En la mitología romana el cerezo se relacionaba con Venus, la diosa del amor, con el sol y con el verano. En la Edad Media las brujas utilizaban ramas de cerezo para sus conjuros. En la cultura japonesa, el cerezo es un árbol muy importante; alrededor de su floración se celebra el Hanami, la fiesta para la contemplación de los cerezos en flor. La flor del sakura significa para ellos el paso del tiempo; los enamorados aprovechan este florido momento para declararse su amor y en las bodas los novios beben una infusión de flores de cerezo para tener buena suerte en el futuro. Yo no sabía nada de esto cuando miraba los árboles del valle cuajados de flores, ni cuando llegaban al pueblo las primeras cerezas en los cestos que los campesinos traían a lomos de sus caballos; rojas, apetitosas, carnosas, con sus tallos unidos y sus hojas alargadas, su llegada era para mí una fiesta. Son cerezas 'mollares', decía mi madre poniéndolas en el frutero, mientras yo elegía las más vistosas para mi particular ceremonia del pendiente. No sé cómo serán estas que veo ahora en mi cesta de playa; leo en su etiqueta que son de Zaragoza, y aunque un poco ácidas, me saben a campo, a vientos serranos, a flores de amor. Las imagino en el árbol aún como flores blancas, adornando el paisaje antes de convertirse en el fruto sabroso que saboreo ahora con un regusto especial. Junto al mar, al calorcito de junio en una playa tranquila, recordando a Yosa Buson: “En las tardías flores del cerezo duda la primavera que termina”.

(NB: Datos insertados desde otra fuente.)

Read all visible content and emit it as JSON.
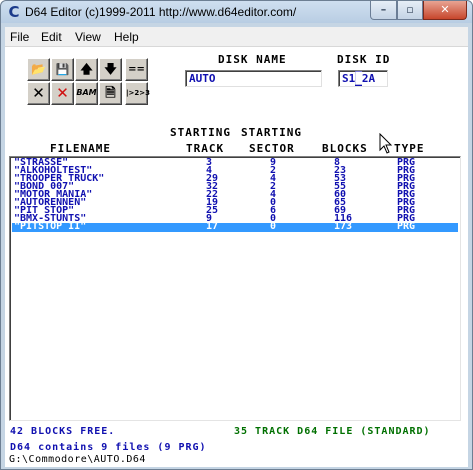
{
  "window": {
    "title": "D64 Editor (c)1999-2011 http://www.d64editor.com/"
  },
  "menu": [
    "File",
    "Edit",
    "View",
    "Help"
  ],
  "toolbar": {
    "buttons": [
      {
        "name": "open-icon",
        "glyph": "📂"
      },
      {
        "name": "save-icon",
        "glyph": "💾"
      },
      {
        "name": "move-up-icon",
        "glyph": "🡅"
      },
      {
        "name": "move-down-icon",
        "glyph": "🡇"
      },
      {
        "name": "separator-entry-icon",
        "glyph": "=="
      },
      {
        "name": "cancel-icon",
        "glyph": "✕"
      },
      {
        "name": "delete-icon",
        "glyph": "✕"
      },
      {
        "name": "bam-icon",
        "glyph": "BAM"
      },
      {
        "name": "document-icon",
        "glyph": "🗎"
      },
      {
        "name": "convert-icon",
        "glyph": "|>2>3"
      }
    ]
  },
  "disk": {
    "name_label": "DISK NAME",
    "id_label": "DISK ID",
    "name_value": "AUTO",
    "id_value_prefix": "S1",
    "id_value_cursor": "█",
    "id_value_suffix": "2A"
  },
  "headers": {
    "starting_track_top": "STARTING",
    "starting_sector_top": "STARTING",
    "filename": "FILENAME",
    "track": "TRACK",
    "sector": "SECTOR",
    "blocks": "BLOCKS",
    "type": "TYPE"
  },
  "files": [
    {
      "filename": "\"STRASSE\"",
      "track": "3",
      "sector": "9",
      "blocks": "8",
      "type": "PRG"
    },
    {
      "filename": "\"ALKOHOLTEST\"",
      "track": "4",
      "sector": "2",
      "blocks": "23",
      "type": "PRG"
    },
    {
      "filename": "\"TROOPER TRUCK\"",
      "track": "29",
      "sector": "4",
      "blocks": "53",
      "type": "PRG"
    },
    {
      "filename": "\"BOND 007\"",
      "track": "32",
      "sector": "2",
      "blocks": "55",
      "type": "PRG"
    },
    {
      "filename": "\"MOTOR MANIA\"",
      "track": "22",
      "sector": "4",
      "blocks": "60",
      "type": "PRG"
    },
    {
      "filename": "\"AUTORENNEN\"",
      "track": "19",
      "sector": "0",
      "blocks": "65",
      "type": "PRG"
    },
    {
      "filename": "\"PIT STOP\"",
      "track": "25",
      "sector": "6",
      "blocks": "69",
      "type": "PRG"
    },
    {
      "filename": "\"BMX-STUNTS\"",
      "track": "9",
      "sector": "0",
      "blocks": "116",
      "type": "PRG"
    },
    {
      "filename": "\"PITSTOP II\"",
      "track": "17",
      "sector": "0",
      "blocks": "173",
      "type": "PRG",
      "selected": true
    }
  ],
  "status": {
    "blocks_free": "42 BLOCKS FREE.",
    "disk_format": "35 TRACK D64 FILE (STANDARD)",
    "file_count": "D64 contains 9 files (9 PRG)",
    "path": "G:\\Commodore\\AUTO.D64"
  },
  "colors": {
    "text_blue": "#1010b0",
    "selection": "#3399ff",
    "status_green": "#007000"
  }
}
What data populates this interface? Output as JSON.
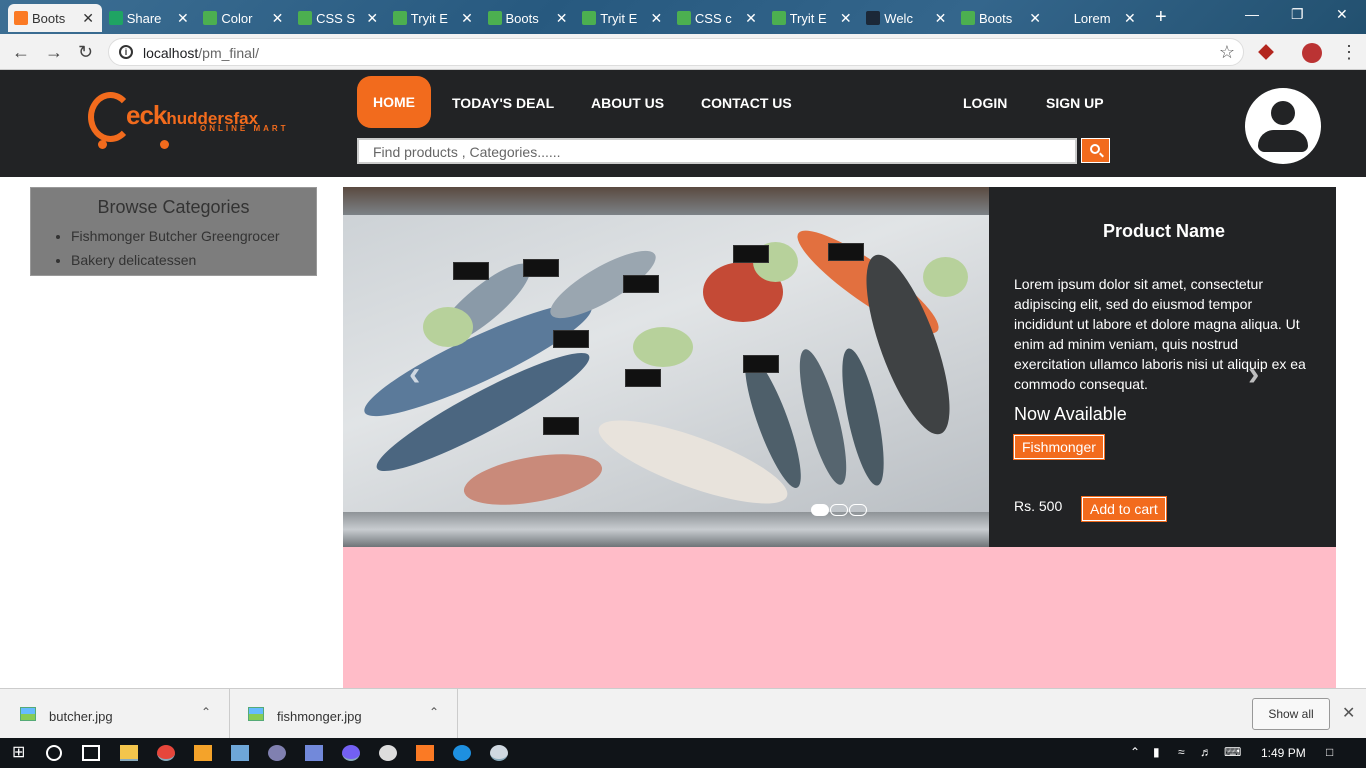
{
  "browser": {
    "tabs": [
      {
        "title": "Boots",
        "icon": "xampp-icon",
        "color": "#fb7a24"
      },
      {
        "title": "Share",
        "icon": "drive-icon",
        "color": "#1fa463"
      },
      {
        "title": "Color",
        "icon": "w3-icon",
        "color": "#4caf50"
      },
      {
        "title": "CSS S",
        "icon": "w3-icon",
        "color": "#4caf50"
      },
      {
        "title": "Tryit E",
        "icon": "w3-icon",
        "color": "#4caf50"
      },
      {
        "title": "Boots",
        "icon": "w3-icon",
        "color": "#4caf50"
      },
      {
        "title": "Tryit E",
        "icon": "w3-icon",
        "color": "#4caf50"
      },
      {
        "title": "CSS c",
        "icon": "w3-icon",
        "color": "#4caf50"
      },
      {
        "title": "Tryit E",
        "icon": "w3-icon",
        "color": "#4caf50"
      },
      {
        "title": "Welc",
        "icon": "steam-icon",
        "color": "#1b2838"
      },
      {
        "title": "Boots",
        "icon": "w3-icon",
        "color": "#4caf50"
      },
      {
        "title": "Lorem",
        "icon": "blank-icon",
        "color": "transparent"
      }
    ],
    "url_host": "localhost",
    "url_path": "/pm_final/"
  },
  "site": {
    "logo": {
      "brand": "eck",
      "brand_rest": "huddersfax",
      "tagline": "ONLINE MART"
    },
    "nav": {
      "home": "HOME",
      "deal": "TODAY'S DEAL",
      "about": "ABOUT US",
      "contact": "CONTACT US",
      "login": "LOGIN",
      "signup": "SIGN UP"
    },
    "search_placeholder": "Find products , Categories......",
    "accent": "#f26b1d",
    "header_bg": "#222325"
  },
  "sidebar": {
    "title": "Browse Categories",
    "items": [
      "Fishmonger Butcher Greengrocer",
      "Bakery delicatessen"
    ]
  },
  "carousel": {
    "product_name": "Product Name",
    "description": "Lorem ipsum dolor sit amet, consectetur adipiscing elit, sed do eiusmod tempor incididunt ut labore et dolore magna aliqua. Ut enim ad minim veniam, quis nostrud exercitation ullamco laboris nisi ut aliquip ex ea commodo consequat.",
    "availability": "Now Available",
    "category": "Fishmonger",
    "price": "Rs. 500",
    "add_to_cart": "Add to cart",
    "slides": 3,
    "active_slide": 1
  },
  "downloads": {
    "files": [
      "butcher.jpg",
      "fishmonger.jpg"
    ],
    "show_all": "Show all"
  },
  "taskbar": {
    "clock": "1:49 PM"
  }
}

Toda la infancia se me pone de pie al mirar las cerezas. Cierro los ojos evocando otras primaveras de flores blancas. A mi lado oigo una charla ácida y una música estridente; sentados en la arena, unas personas hablan de encuestas, de políticos corruptos, de elecciones... Estridente la música, y, por manido y aburrido, poco apetecible el tema del debate. No me interesa lo que oigo, me desdibuja el sueño de árboles y flores bellas; prefiero el rumor del mar, melodioso, gratificante, que no rompe mi particular sueño, casi una utopía. El mar se me acerca despacito con su azul sereno, dibujando para mí una irregular cenefa de espuma blanca en la arena gris. Es hermoso lo que veo: poca gente, brisa suave, algún barquito lejano que va dejando una estela, y unas gaviotas blancas que pescan pellizcando el agua, bebiéndose su azul y su sal entre graznidos alegres y vistosos aleteos.
Es tiempo de cerezas, de mar, de sol, de volver a otros veranos que se fueron muriendo prendidos en las agujas que tejen nubes. Tiempo también de decidir, a mi pesar, qué queremos hacer con el futuro de los que sueñan todavía.
Pensaré en ello entre verso y verso. “Iba yo a los cerezos en flor / dormía bajo ellos / así era mi pasatiempo”.